12. Volume Analysis – Following the Money Flow
Volume shows how much trading activity a stock has, revealing where money is flowing. Comparing daily volume with the 15-day or 30-day average can indicate the strength of a move.
Example: BRAC Bank – 30-day average volume ~3.61 million shares, but today’s volume is 2.4 million. This suggests activity is lower than usual — a trader might wait for a spike above the average to confirm strong buying interest.
13. Bull Market & Bear Market – Market Moods
Bull Market: Prices rise for months/years; optimism rules. Example: DSE 2007–2009 rally.
Bear Market: Prices fall sharply; fear dominates.
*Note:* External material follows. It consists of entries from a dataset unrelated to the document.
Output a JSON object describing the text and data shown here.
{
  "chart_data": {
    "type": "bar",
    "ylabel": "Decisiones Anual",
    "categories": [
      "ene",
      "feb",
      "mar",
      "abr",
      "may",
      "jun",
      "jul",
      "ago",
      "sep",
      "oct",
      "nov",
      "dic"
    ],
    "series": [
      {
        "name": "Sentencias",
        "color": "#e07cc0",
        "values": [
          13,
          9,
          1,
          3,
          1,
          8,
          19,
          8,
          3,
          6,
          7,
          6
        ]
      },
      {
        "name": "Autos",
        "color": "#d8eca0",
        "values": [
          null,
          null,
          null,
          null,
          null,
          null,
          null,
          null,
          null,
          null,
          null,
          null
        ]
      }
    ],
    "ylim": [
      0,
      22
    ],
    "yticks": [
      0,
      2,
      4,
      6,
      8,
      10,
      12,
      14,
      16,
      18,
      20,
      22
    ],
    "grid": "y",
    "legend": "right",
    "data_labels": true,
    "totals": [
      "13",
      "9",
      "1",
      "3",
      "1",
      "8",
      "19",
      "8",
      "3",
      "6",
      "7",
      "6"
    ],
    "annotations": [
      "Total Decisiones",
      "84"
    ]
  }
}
Example: Post-2010 crash.
14. Blue-Chip Stocks – The Market’s Royalty
Large, financially sound companies with reliable performance.
Examples: Grameenphone, BATBC, Square Pharma. They’re less volatile and good for long-term holding.
15. Limit Order & Market Order – Controlling Your Entry
Limit Order: Set the exact price to buy/sell.
Market Order: Buy/sell immediately at the best available price.
16. Portfolio Diversification – Don’t Bet on One Horse
Mixing sectors and asset types reduces risk.
Example: Tk 5 lakh portfolio:
· Tk 1.5 lakh in pharma
· Tk 1 lakh in telecom
· Tk 1 lakh in banks
· Tk 50,000 in textiles
· Tk 1 lakh in bonds
17. Liquidity – Can You Sell Quickly?
High-liquidity stocks (high trading volume) can be sold instantly at market price. Low-liquidity stocks might need price cuts to find buyers.
18. Volatility – The Roller Coaster Factor
Some shares barely move; others swing wildly 10% in a day. Small-cap stocks in textiles often show high volatility.
19. Circuit Breaker – The Market’s Safety Switch
To prevent chaos, DSE limits daily price movement to ±10% for most shares.
Example:
· If GP closes at Tk 300 today, tomorrow’s range is Tk 270 to Tk 330.
· This keeps rumors or sudden panic from destroying investor confidence overnight.
Final Thoughts – Learn Before You Earn
The capital market can change lives — but only if you understand it. As an old trader once told me over tea:
"In this game, your brain is your biggest capital. The market respects knowledge more than money."
Learn the terms, watch the numbers, and invest with patience. Because in the market, knowledge is profit.